Test Driven Development of PDFs With PHPUnit and PDFBox

On several of the sites I manage we use wkhtmltopdf to generate PDF files. One of the downsides to this process is that it’s hard to test the generation of the PDF. To overcome this we use PDFBox so we can inspect what’s inside the PDF so we can use TDD.

Install the Necessary Software

If you don’t already have it installed you’ll need to install Java.

Next you’ll need to download PDFBox and place it somewhere on your system. The file is “only” 14 MB so I actually include it in the repo for my project so everyone who is working on the projects is using the same version.

Helper Function

The PHPUnit documentation has you extend the TestCase class. I always create a TestCase class specific to my project that extends TestCase so I add functions I use over and over again (for example, you might need to initialize the same type of class without dependency injection over and over). To this class we’re going to add a helper function so we can use PDFBox to extract the data .
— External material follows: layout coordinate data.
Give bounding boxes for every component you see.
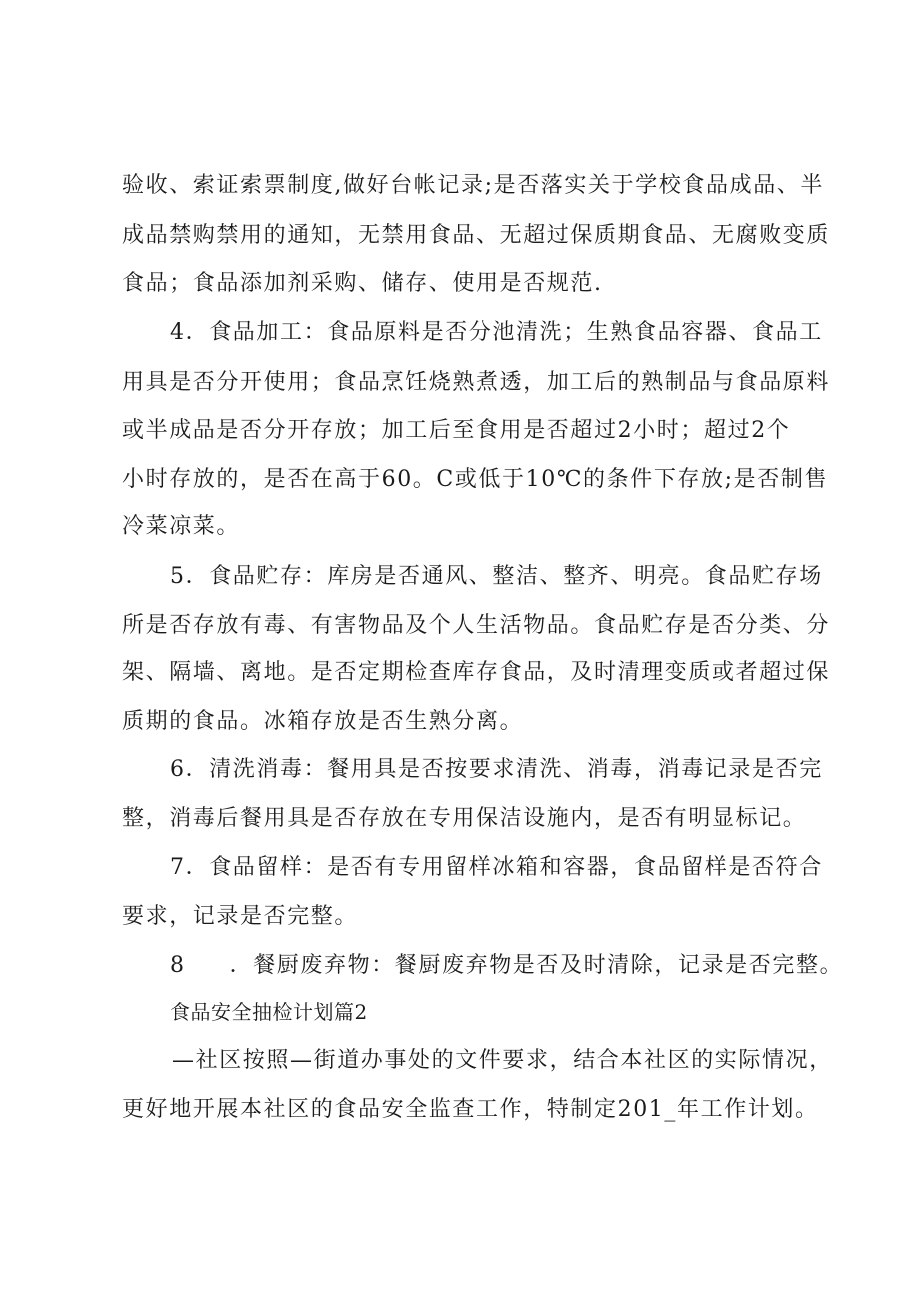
section-title: 食品安全抽检计划篇2 <box>170 1000 368 1024</box>
paragraph-line: 小时存放的，是否在高于60。C或低于10℃的条件下存放;是否制售 <box>122 467 829 492</box>
paragraph-line: 用具是否分开使用；食品烹饪烧熟煮透，加工后的熟制品与食品原料 <box>122 370 831 395</box>
paragraph-line: 或半成品是否分开存放；加工后至食用是否超过2小时；超过2个 <box>122 418 791 443</box>
item-8-number: 8 <box>170 953 186 978</box>
paragraph-line: 架、隔墙、离地。是否定期检查库存食品，及时清理变质或者超过保 <box>122 660 831 685</box>
paragraph-line: 要求，记录是否完整。 <box>122 904 359 929</box>
paragraph-line: 成品禁购禁用的通知，无禁用食品、无超过保质期食品、无腐败变质 <box>122 223 831 248</box>
item-7-line: 7．食品留样：是否有专用留样冰箱和容器，食品留样是否符合 <box>170 855 823 880</box>
paragraph-line: 整，消毒后餐用具是否存放在专用保洁设施内，是否有明显标记。 <box>122 806 807 831</box>
intro-line: 更好地开展本社区的食品安全监查工作，特制定201_年工作计划。 <box>122 1097 819 1122</box>
paragraph-line: 冷菜凉菜。 <box>122 514 241 539</box>
paragraph-line: 食品；食品添加剂采购、储存、使用是否规范. <box>122 271 603 296</box>
paragraph-line: 验收、索证索票制度,做好台帐记录;是否落实关于学校食品成品、半 <box>122 173 825 198</box>
item-6-line: 6．清洗消毒：餐用具是否按要求清洗、消毒，消毒记录是否完 <box>170 757 823 782</box>
item-5-line: 5．食品贮存：库房是否通风、整洁、整齐、明亮。食品贮存场 <box>170 564 823 589</box>
paragraph-line: 质期的食品。冰箱存放是否生熟分离。 <box>122 709 524 734</box>
item-4-line: 4．食品加工：食品原料是否分池清洗；生熟食品容器、食品工 <box>170 320 823 345</box>
item-8-text: ．餐厨废弃物：餐厨废弃物是否及时清除，记录是否完整。 <box>229 953 844 978</box>
item-8-line <box>170 951 843 981</box>
paragraph-line: 所是否存放有毒、有害物品及个人生活物品。食品贮存是否分类、分 <box>122 613 831 638</box>
intro-line: —社区按照—街道办事处的文件要求，结合本社区的实际情况， <box>172 1048 833 1073</box>
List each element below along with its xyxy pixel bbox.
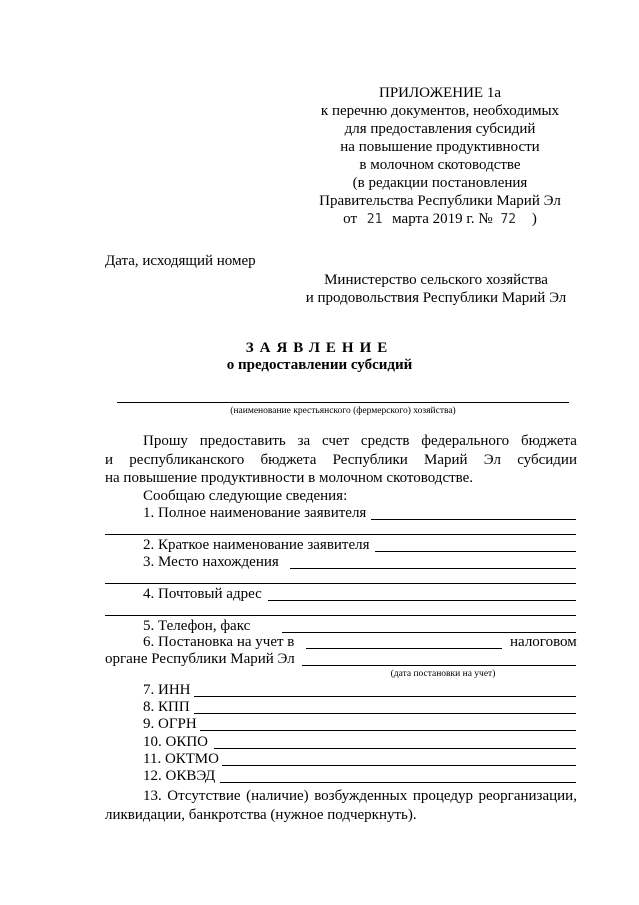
appendix-header — [300, 84, 580, 229]
info-intro: Сообщаю следующие сведения: — [143, 488, 348, 504]
kpp-field[interactable] — [194, 713, 576, 714]
word: Отсутствие — [167, 788, 241, 804]
postal-address-field[interactable] — [268, 600, 576, 601]
handwritten-day: 21 — [366, 212, 383, 227]
handwritten-number: 72 — [500, 212, 517, 227]
item-13-line-2: ликвидации, банкротства (нужное подчеркнуть). — [105, 806, 417, 823]
inn-field[interactable] — [194, 696, 576, 697]
postal-address-field-continued[interactable] — [105, 615, 576, 616]
oktmo-label: 11. ОКТМО — [143, 751, 219, 767]
word: Эл — [483, 451, 501, 468]
appendix-title: ПРИЛОЖЕНИЕ 1а — [379, 85, 501, 101]
word: счет — [321, 433, 350, 449]
farm-name-hint: (наименование крестьянского (фермерского) хозяйства) — [230, 406, 456, 416]
location-label: 3. Место нахождения — [143, 554, 279, 570]
registration-date-field[interactable] — [302, 665, 576, 666]
addressee-block — [280, 271, 592, 307]
appendix-line: к перечню документов, необходимых — [320, 103, 560, 119]
request-line-1 — [105, 432, 577, 451]
okpo-field[interactable] — [214, 748, 576, 749]
word: Республики — [332, 451, 408, 468]
tax-registration-suffix: налоговом — [510, 634, 577, 650]
word: субсидии — [517, 451, 577, 468]
word: республиканского — [129, 451, 245, 468]
full-name-label: 1. Полное наименование заявителя — [143, 505, 367, 521]
farm-name-field[interactable] — [117, 402, 569, 403]
word: реорганизации, — [478, 788, 577, 804]
word: Прошу — [143, 433, 188, 449]
appendix-line: для предоставления субсидий — [344, 121, 536, 137]
close-paren: ) — [531, 211, 537, 227]
tax-registration-label: 6. Постановка на учет в — [143, 634, 295, 650]
word: и — [105, 451, 114, 468]
word: средств — [360, 433, 410, 449]
phone-fax-field[interactable] — [282, 632, 576, 633]
okved-label: 12. ОКВЭД — [143, 768, 216, 784]
request-paragraph — [105, 432, 577, 488]
date-prefix: от — [343, 211, 357, 227]
short-name-field[interactable] — [375, 551, 576, 552]
word: предоставить — [199, 433, 286, 449]
appendix-line: (в редакции постановления — [352, 175, 528, 191]
appendix-line: Правительства Республики Марий Эл — [319, 193, 561, 209]
word: процедур — [412, 788, 473, 804]
short-name-label: 2. Краткое наименование заявителя — [143, 537, 370, 553]
request-line-2 — [105, 451, 577, 470]
okved-field[interactable] — [220, 782, 576, 783]
word: бюджета — [520, 433, 577, 449]
inn-label: 7. ИНН — [143, 682, 191, 698]
full-name-field-continued[interactable] — [105, 534, 576, 535]
word: бюджета — [260, 451, 317, 468]
tax-registration-field[interactable] — [306, 648, 502, 649]
request-line-3: на повышение продуктивности в молочном скотоводстве. — [105, 470, 474, 486]
word: 13. — [143, 788, 162, 804]
phone-fax-label: 5. Телефон, факс — [143, 618, 251, 634]
date-outgoing-number-label: Дата, исходящий номер — [105, 253, 256, 269]
word: федерального — [421, 433, 510, 449]
location-field[interactable] — [290, 568, 576, 569]
full-name-field[interactable] — [371, 519, 576, 520]
word: Марий — [424, 451, 468, 468]
word: возбужденных — [314, 788, 408, 804]
ogrn-label: 9. ОГРН — [143, 716, 197, 732]
title-text: ЗАЯВЛЕНИЕ — [245, 340, 394, 356]
appendix-date-line — [300, 210, 580, 229]
kpp-label: 8. КПП — [143, 699, 190, 715]
addressee-line: Министерство сельского хозяйства — [324, 272, 548, 288]
tax-authority-label: органе Республики Марий Эл — [105, 651, 295, 667]
word: (наличие) — [246, 788, 309, 804]
item-13-paragraph — [105, 787, 577, 824]
registration-date-hint: (дата постановки на учет) — [390, 669, 496, 679]
oktmo-field[interactable] — [222, 765, 576, 766]
addressee-line: и продовольствия Республики Марий Эл — [305, 290, 567, 306]
document-title — [0, 340, 639, 357]
item-13-line-1 — [105, 787, 577, 806]
word: за — [297, 433, 311, 449]
location-field-continued[interactable] — [105, 583, 576, 584]
month-year: марта 2019 г. № — [392, 211, 493, 227]
ogrn-field[interactable] — [200, 730, 576, 731]
appendix-line: в молочном скотоводстве — [359, 157, 521, 173]
okpo-label: 10. ОКПО — [143, 734, 209, 750]
postal-address-label: 4. Почтовый адрес — [143, 586, 262, 602]
appendix-line: на повышение продуктивности — [340, 139, 540, 155]
document-subtitle: о предоставлении субсидий — [226, 357, 413, 373]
public function getHtmlFromPdf($filename)
{
    $txt = tempnam("/tmp/", "getHtmlFromPdf");
    $path = "/path/to/pdfbox-app-2.0.3.jar";  // replace this with your own path
    $cmd = "java -jar {$path} ExtractText -encoding UTF-8 -html {$filename} {$txt}";
    exec($cmd);
    $streamOut = file_get_contents($txt);
    unlink($txt);
    return $streamOut;
}

Example

<?php
use Example\Tests\TestCase;
use Example\Invoice;

class InvoiceTest extends TestCase
{
    public function testCanGeneratePdfWithInvoiceTotal()
    {
        $invoice = new Invoice();
        $invoice->setTotal(1.5);
        $invoice->generatePdf();

        $body = $this->getHtmlFromPdf();
        $this->assertRegExp("/1.50/", $body, "Should have the invoice total listed")
    }
}

You’ll still need to do a visual inspection of a generated PDF but this will make sure the important parts are included.